For his sake I have suffered the loss of all things, and I regard them as rubbish, in order that I may gain Christ and be found in him, not having a righteousness of my own that comes from the law, but one that comes through faith in Christ, the righteousness from God based on faith.
I want to know Christ and the power of his resurrection and the sharing of his sufferings by becoming like him in his death, if somehow I may attain the resurrection from the dead.
The Power of His Resurrection
That I may know him, and the power of his resurrection, and the fellowship of his sufferings, being made conformable unto his death; If by any means I might attain unto the resurrection of the dead. – Philippians 3:10-11
“That I may know Him!” Those words ring out through the centuries and sink deeply into our hearts evoking the most poignant cry of a believer’s soul; “I want to know You, Lord.”
More and more and more, I want to know Him. Anything less is nothingness. Anything more is unnecessary.
I want to know the power of His resurrection, even if that power is known only in the fellowship of His sufferings.
If He were in the grave, we could not know Him. If He had merely passed away and stayed away, there would be no basis for hope. But alas, He is risen and we may experience His victory.

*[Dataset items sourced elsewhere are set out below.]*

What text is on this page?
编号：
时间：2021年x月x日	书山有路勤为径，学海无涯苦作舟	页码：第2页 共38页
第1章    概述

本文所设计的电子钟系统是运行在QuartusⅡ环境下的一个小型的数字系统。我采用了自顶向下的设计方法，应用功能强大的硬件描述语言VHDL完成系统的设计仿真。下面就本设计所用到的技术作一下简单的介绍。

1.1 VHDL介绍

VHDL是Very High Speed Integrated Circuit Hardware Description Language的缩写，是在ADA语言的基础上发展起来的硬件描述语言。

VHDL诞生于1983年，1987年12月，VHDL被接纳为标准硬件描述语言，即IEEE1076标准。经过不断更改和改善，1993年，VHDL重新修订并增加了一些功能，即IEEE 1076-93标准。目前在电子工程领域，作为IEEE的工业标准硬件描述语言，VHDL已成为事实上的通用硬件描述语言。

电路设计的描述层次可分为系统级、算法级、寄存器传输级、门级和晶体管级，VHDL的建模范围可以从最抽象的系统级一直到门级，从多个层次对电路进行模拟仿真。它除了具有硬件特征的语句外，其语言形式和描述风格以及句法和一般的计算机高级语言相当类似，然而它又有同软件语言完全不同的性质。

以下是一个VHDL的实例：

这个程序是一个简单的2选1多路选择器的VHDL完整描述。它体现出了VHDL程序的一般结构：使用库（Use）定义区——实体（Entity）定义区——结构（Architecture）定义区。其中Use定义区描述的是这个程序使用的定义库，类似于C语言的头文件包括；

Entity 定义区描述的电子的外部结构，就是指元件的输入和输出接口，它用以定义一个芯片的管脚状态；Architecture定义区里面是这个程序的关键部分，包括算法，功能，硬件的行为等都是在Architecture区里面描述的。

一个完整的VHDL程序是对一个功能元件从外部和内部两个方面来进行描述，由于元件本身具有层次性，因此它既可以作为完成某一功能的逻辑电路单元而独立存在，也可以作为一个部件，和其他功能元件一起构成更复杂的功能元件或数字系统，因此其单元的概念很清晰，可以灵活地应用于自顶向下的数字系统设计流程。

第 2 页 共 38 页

I want to experience the fullness of His presence in my life, by any means.
I want to be made conformable to His death because there are those lingering remnants of my sin in me that must go if I am to be fully alive. Death must do its work in me that I might also rise from the ashes of despair.
I want to conform to His death because there is nothing of that old life worthy to bring over into the new. By death I am made free without actually dying. I can stand with Him as He stood with me and be liberated from all that would have destroyed me.
Because He lives, everything is different. Because He has been raised from death, I can live forever. Because He is alive, I can know Him and experience all that resurrection means in my own life
And so, we exclaim with joy and anticipation, with assurance and conviction this glorious day:
“The Lord is risen! He is risen indeed!”